Dr John Isaac, Head of Neuroscience and Mental Health at Wellcome, the charity which offers funding to researchers, insisted that rigorous criteria had to be met before money could be provided for experiments on any type of animal.

He said: “We only fund research involving any type of animal where there is no alternative, and where the benefits, either scientific or directly for human or animal health, outweigh the impact on the animals.”

Dr Isaac added: “Non-human primate research is essential for understanding more about the brain and neurological diseases that affect it, for example Parkinson’s disease and Alzheimer’s disease. This is because certain important aspects of human brain function cannot be replicated by any other means. Non-human primate research is also crucial for testing whether new medicines, including vaccines, are safe and effective.”
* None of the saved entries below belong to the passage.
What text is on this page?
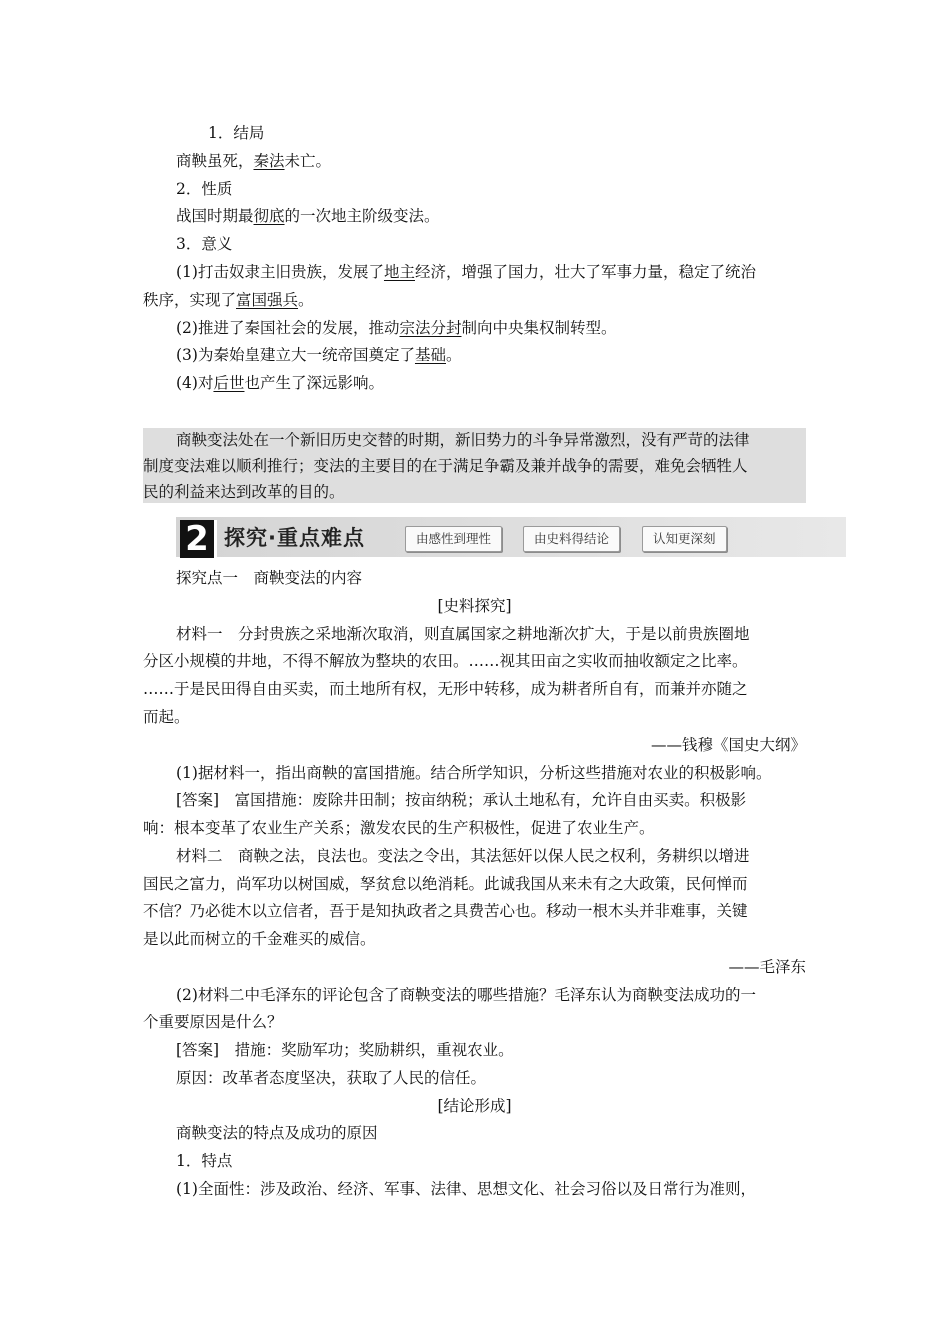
1．结局
商鞅虽死，秦法未亡。
2．性质
战国时期最彻底的一次地主阶级变法。
3．意义
(1)打击奴隶主旧贵族，发展了地主经济，增强了国力，壮大了军事力量，稳定了统治
秩序，实现了富国强兵。
(2)推进了秦国社会的发展，推动宗法分封制向中央集权制转型。
(3)为秦始皇建立大一统帝国奠定了基础。
(4)对后世也产生了深远影响。
商鞅变法处在一个新旧历史交替的时期，新旧势力的斗争异常激烈，没有严苛的法律
制度变法难以顺利推行；变法的主要目的在于满足争霸及兼并战争的需要，难免会牺牲人
民的利益来达到改革的目的。
2 探究·重点难点	由感性到理性	由史料得结论	认知更深刻
探究点一　商鞅变法的内容
[史料探究]
材料一　分封贵族之采地渐次取消，则直属国家之耕地渐次扩大，于是以前贵族圈地
分区小规模的井地，不得不解放为整块的农田。……视其田亩之实收而抽收额定之比率。
……于是民田得自由买卖，而土地所有权，无形中转移，成为耕者所自有，而兼并亦随之
而起。
——钱穆《国史大纲》
(1)据材料一，指出商鞅的富国措施。结合所学知识，分析这些措施对农业的积极影响。
[答案]　富国措施：废除井田制；按亩纳税；承认土地私有，允许自由买卖。积极影
响：根本变革了农业生产关系；激发农民的生产积极性，促进了农业生产。
材料二　商鞅之法，良法也。变法之令出，其法惩奸以保人民之权利，务耕织以增进
国民之富力，尚军功以树国威，孥贫怠以绝消耗。此诚我国从来未有之大政策，民何惮而
不信？乃必徙木以立信者，吾于是知执政者之具费苦心也。移动一根木头并非难事，关键
是以此而树立的千金难买的威信。
——毛泽东
(2)材料二中毛泽东的评论包含了商鞅变法的哪些措施？毛泽东认为商鞅变法成功的一
个重要原因是什么？
[答案]　措施：奖励军功；奖励耕织，重视农业。
原因：改革者态度坚决，获取了人民的信任。
[结论形成]
商鞅变法的特点及成功的原因
1．特点
(1)全面性：涉及政治、经济、军事、法律、思想文化、社会习俗以及日常行为准则，
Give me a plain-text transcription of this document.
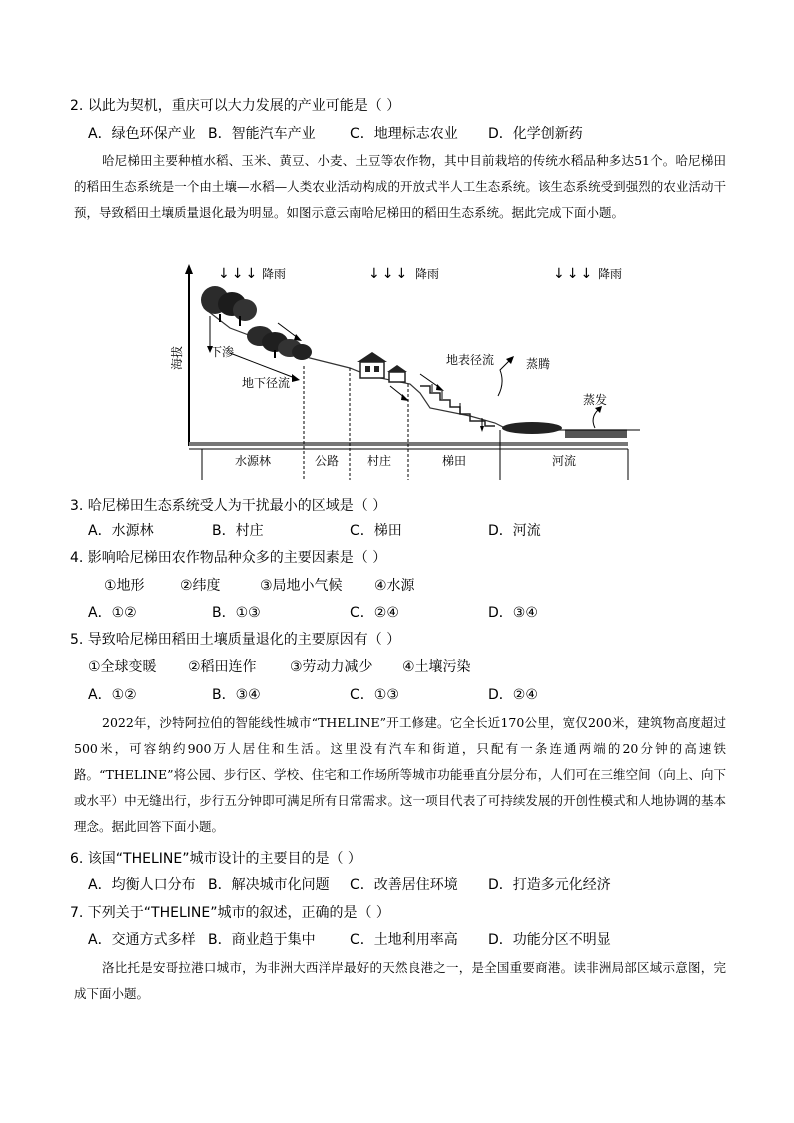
2. 以此为契机，重庆可以大力发展的产业可能是（ ）
A．绿色环保产业 B．智能汽车产业 C．地理标志农业 D．化学创新药

哈尼梯田主要种植水稻、玉米、黄豆、小麦、土豆等农作物，其中目前栽培的传统水稻品种多达51个。哈尼梯田的稻田生态系统是一个由土壤—水稻—人类农业活动构成的开放式半人工生态系统。该生态系统受到强烈的农业活动干预，导致稻田土壤质量退化最为明显。如图示意云南哈尼梯田的稻田生态系统。据此完成下面小题。

海拔
↓↓↓ 降雨	↓↓↓ 降雨	↓↓↓ 降雨
下渗
地下径流
地表径流	蒸腾
蒸发
水源林	公路 村庄	梯田	河流
3. 哈尼梯田生态系统受人为干扰最小的区域是（ ）
A．水源林	B．村庄	C．梯田	D．河流
4. 影响哈尼梯田农作物品种众多的主要因素是（ ）
①地形	②纬度	③局地小气候 ④水源
A．①②	B．①③	C．②④	D．③④
5. 导致哈尼梯田稻田土壤质量退化的主要原因有（ ）
①全球变暖 ②稻田连作 ③劳动力减少 ④土壤污染
A．①②	B．③④	C．①③	D．②④

2022年，沙特阿拉伯的智能线性城市“THELINE”开工修建。它全长近170公里，宽仅200米，建筑物高度超过500米，可容纳约900万人居住和生活。这里没有汽车和街道，只配有一条连通两端的20分钟的高速铁路。“THELINE”将公园、步行区、学校、住宅和工作场所等城市功能垂直分层分布，人们可在三维空间（向上、向下或水平）中无缝出行，步行五分钟即可满足所有日常需求。这一项目代表了可持续发展的开创性模式和人地协调的基本理念。据此回答下面小题。

6. 该国“THELINE”城市设计的主要目的是（ ）
A．均衡人口分布 B．解决城市化问题 C．改善居住环境 D．打造多元化经济
7. 下列关于“THELINE”城市的叙述，正确的是（ ）
A．交通方式多样 B．商业趋于集中 C．土地利用率高 D．功能分区不明显

洛比托是安哥拉港口城市，为非洲大西洋岸最好的天然良港之一，是全国重要商港。读非洲局部区域示意图，完成下面小题。
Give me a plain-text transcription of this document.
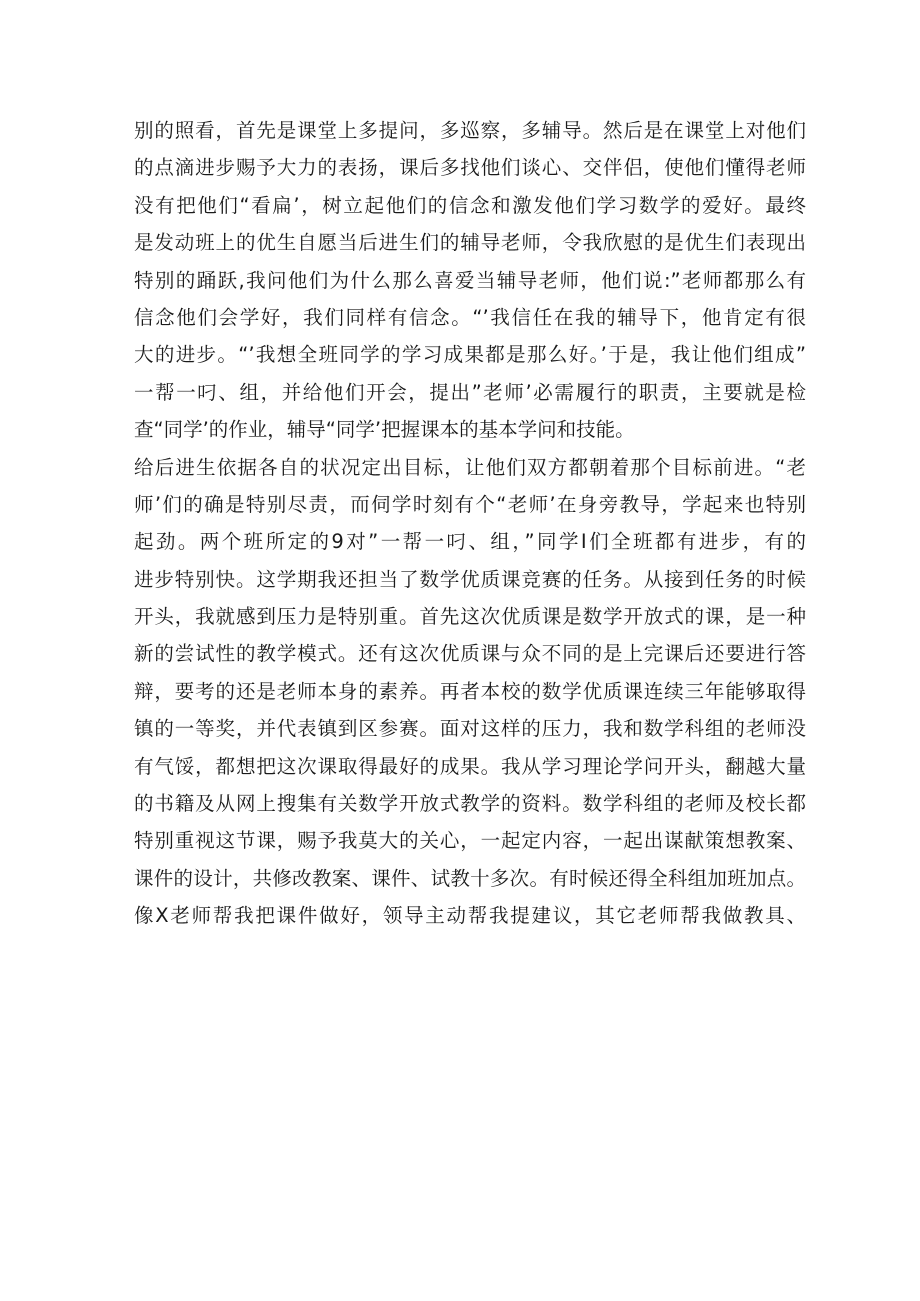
别的照看，首先是课堂上多提问，多巡察，多辅导。然后是在课堂上对他们
的点滴进步赐予大力的表扬，课后多找他们谈心、交伴侣，使他们懂得老师
没有把他们“看扁’，树立起他们的信念和激发他们学习数学的爱好。最终
是发动班上的优生自愿当后进生们的辅导老师，令我欣慰的是优生们表现出
特别的踊跃,我问他们为什么那么喜爱当辅导老师，他们说:”老师都那么有
信念他们会学好，我们同样有信念。“’我信任在我的辅导下，他肯定有很
大的进步。“’我想全班同学的学习成果都是那么好。’于是，我让他们组成”
一帮一叼、组，并给他们开会，提出”老师’必需履行的职责，主要就是检
查“同学’的作业，辅导“同学’把握课本的基本学问和技能。
给后进生依据各自的状况定出目标，让他们双方都朝着那个目标前进。“老
师’们的确是特别尽责，而伺学时刻有个“老师’在身旁教导，学起来也特别
起劲。两个班所定的9对”一帮一叼、组，”同学I们全班都有进步，有的
进步特别快。这学期我还担当了数学优质课竞赛的任务。从接到任务的时候
开头，我就感到压力是特别重。首先这次优质课是数学开放式的课，是一种
新的尝试性的教学模式。还有这次优质课与众不同的是上完课后还要进行答
辩，要考的还是老师本身的素养。再者本校的数学优质课连续三年能够取得
镇的一等奖，并代表镇到区参赛。面对这样的压力，我和数学科组的老师没
有气馁，都想把这次课取得最好的成果。我从学习理论学问开头，翻越大量
的书籍及从网上搜集有关数学开放式教学的资料。数学科组的老师及校长都
特别重视这节课，赐予我莫大的关心，一起定内容，一起出谋献策想教案、
课件的设计，共修改教案、课件、试教十多次。有时候还得全科组加班加点。
像X老师帮我把课件做好，领导主动帮我提建议，其它老师帮我做教具、
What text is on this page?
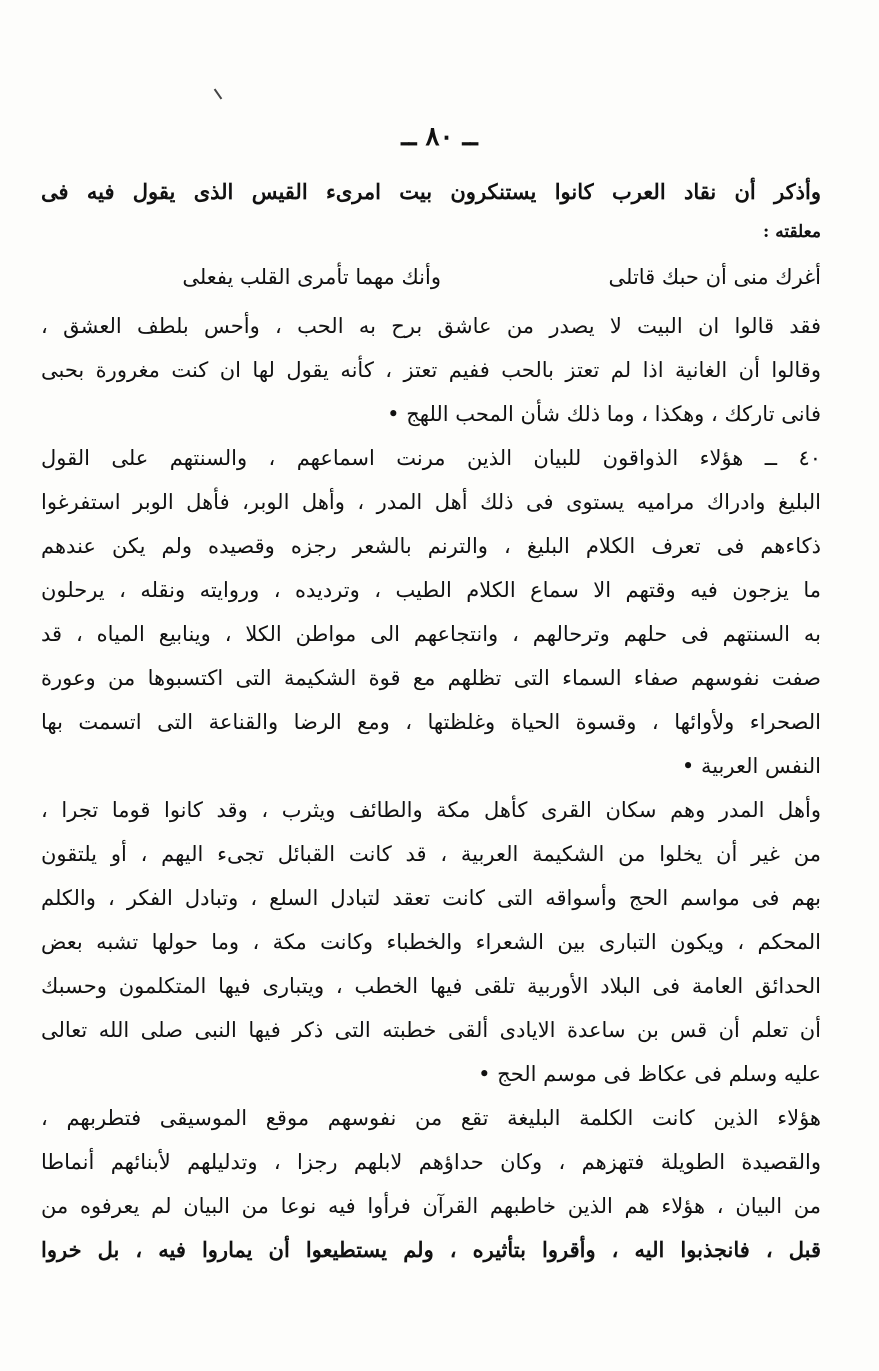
ــ ٨٠ ــ
وأذكر أن نقاد العرب كانوا يستنكرون بيت امرىء القيس الذى يقول فيه فى
معلقته :
أغرك منى أن حبك قاتلى
وأنك مهما تأمرى القلب يفعلى
فقد قالوا ان البيت لا يصدر من عاشق برح به الحب ، وأحس بلطف العشق ،
وقالوا أن الغانية اذا لم تعتز بالحب ففيم تعتز ، كأنه يقول لها ان كنت مغرورة بحبى
فانى تاركك ، وهكذا ، وما ذلك شأن المحب اللهج •
٤٠ ــ هؤلاء الذواقون للبيان الذين مرنت اسماعهم ، والسنتهم على القول
البليغ وادراك مراميه يستوى فى ذلك أهل المدر ، وأهل الوبر، فأهل الوبر استفرغوا
ذكاءهم فى تعرف الكلام البليغ ، والترنم بالشعر رجزه وقصيده ولم يكن عندهم
ما يزجون فيه وقتهم الا سماع الكلام الطيب ، وترديده ، وروايته ونقله ، يرحلون
به السنتهم فى حلهم وترحالهم ، وانتجاعهم الى مواطن الكلا ، وينابيع المياه ، قد
صفت نفوسهم صفاء السماء التى تظلهم مع قوة الشكيمة التى اكتسبوها من وعورة
الصحراء ولأوائها ، وقسوة الحياة وغلظتها ، ومع الرضا والقناعة التى اتسمت بها
النفس العربية •
وأهل المدر وهم سكان القرى كأهل مكة والطائف ويثرب ، وقد كانوا قوما تجرا ،
من غير أن يخلوا من الشكيمة العربية ، قد كانت القبائل تجىء اليهم ، أو يلتقون
بهم فى مواسم الحج وأسواقه التى كانت تعقد لتبادل السلع ، وتبادل الفكر ، والكلم
المحكم ، ويكون التبارى بين الشعراء والخطباء وكانت مكة ، وما حولها تشبه بعض
الحدائق العامة فى البلاد الأوربية تلقى فيها الخطب ، ويتبارى فيها المتكلمون وحسبك
أن تعلم أن قس بن ساعدة الايادى ألقى خطبته التى ذكر فيها النبى صلى الله تعالى
عليه وسلم فى عكاظ فى موسم الحج •
هؤلاء الذين كانت الكلمة البليغة تقع من نفوسهم موقع الموسيقى فتطربهم ،
والقصيدة الطويلة فتهزهم ، وكان حداؤهم لابلهم رجزا ، وتدليلهم لأبنائهم أنماطا
من البيان ، هؤلاء هم الذين خاطبهم القرآن فرأوا فيه نوعا من البيان لم يعرفوه من
قبل ، فانجذبوا اليه ، وأقروا بتأثيره ، ولم يستطيعوا أن يماروا فيه ، بل خروا
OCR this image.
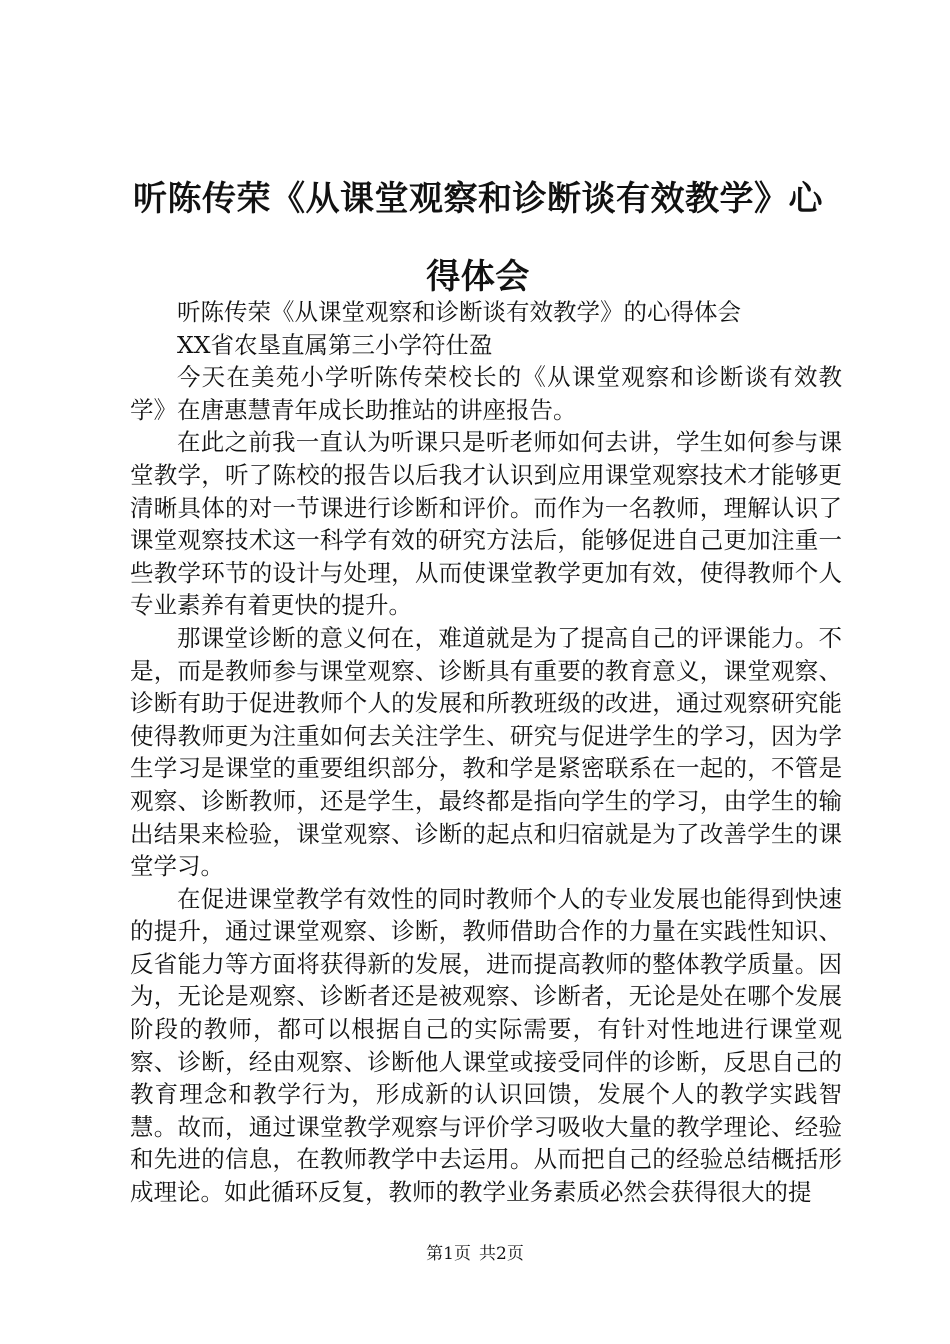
听陈传荣《从课堂观察和诊断谈有效教学》心得体会

听陈传荣《从课堂观察和诊断谈有效教学》的心得体会

XX省农垦直属第三小学符仕盈

今天在美苑小学听陈传荣校长的《从课堂观察和诊断谈有效教学》在唐惠慧青年成长助推站的讲座报告。

在此之前我一直认为听课只是听老师如何去讲，学生如何参与课堂教学，听了陈校的报告以后我才认识到应用课堂观察技术才能够更清晰具体的对一节课进行诊断和评价。而作为一名教师，理解认识了课堂观察技术这一科学有效的研究方法后，能够促进自己更加注重一些教学环节的设计与处理，从而使课堂教学更加有效，使得教师个人专业素养有着更快的提升。

那课堂诊断的意义何在，难道就是为了提高自己的评课能力。不是，而是教师参与课堂观察、诊断具有重要的教育意义，课堂观察、诊断有助于促进教师个人的发展和所教班级的改进，通过观察研究能使得教师更为注重如何去关注学生、研究与促进学生的学习，因为学生学习是课堂的重要组织部分，教和学是紧密联系在一起的，不管是观察、诊断教师，还是学生，最终都是指向学生的学习，由学生的输出结果来检验，课堂观察、诊断的起点和归宿就是为了改善学生的课堂学习。

在促进课堂教学有效性的同时教师个人的专业发展也能得到快速的提升，通过课堂观察、诊断，教师借助合作的力量在实践性知识、反省能力等方面将获得新的发展，进而提高教师的整体教学质量。因为，无论是观察、诊断者还是被观察、诊断者，无论是处在哪个发展阶段的教师，都可以根据自己的实际需要，有针对性地进行课堂观察、诊断，经由观察、诊断他人课堂或接受同伴的诊断，反思自己的教育理念和教学行为，形成新的认识回馈，发展个人的教学实践智慧。故而，通过课堂教学观察与评价学习吸收大量的教学理论、经验和先进的信息，在教师教学中去运用。从而把自己的经验总结概括形成理论。如此循环反复，教师的教学业务素质必然会获得很大的提

第1页 共2页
The criticism was rejected by Sarah Kite, the director of special projects at Cruelty Free International, who told The Independent: “Sadly, yet again those defending primate research have chosen to attack other scientists instead of having an informed and intelligent debate about the future of primate research in the UK. This is a hugely controversial area of research with profound ethical and moral concerns, and increasingly scientific concerns, about subjecting non-human primates to such substantial levels of suffering - suffering that can involve invasive brain surgery, water deprivation, physical coercion and physical restraint.

“No attack on any scientist’s credibility can detract from the profound sense of unease there is among many in the scientific community, let alone the public, in using non-human primates in experiments.

“The extensive review of primate research (Non-human Primates in Neuroscience Research: The Case Against its Scientific Necessity) concluded that neuroscience research would be more relevant to and successful for humans should it be conducted with a human focus rather than the continued use of primates.

“In particular, the review concluded: neuroscience experiments on monkeys are of only speculative value to humans; data collected from monkeys used in neuroscience research are misleading and of poor relevance to people due to the important differences between primates and humans in brain structure and function; the significance of results from ethical neuroscience research in humans is being underestimated by researchers.”

Sir David was also backed in his criticism of experiments that deprived primates of water and restricted movement by Dame Jane Goodall, who is considered one of the world’s foremost experts on chimpanzees after spending 55 years studying them in the wild in Tanzania.

She said: “To confine these primate relatives of ours to laboratory cages and subject them to experiments that are often distressing and painful is, in my opinion, morally wrong.

“To restrain their movement and deprive them of water is inhumane and extremely cruel and we have no right to exploit them in this way for any reason.”

Responding to the letter signed by Sir David, a spokesperson for the Medical Research Council, which funds some primate testing, said the licensing process for such experiments was “robust”.

Refusing to respond to the criticism of the UK Expert Group for Non-Human Primate (NHP) Neuroscience Research and others, Sir David told The Independent: “I will just let my letter stand where it is.”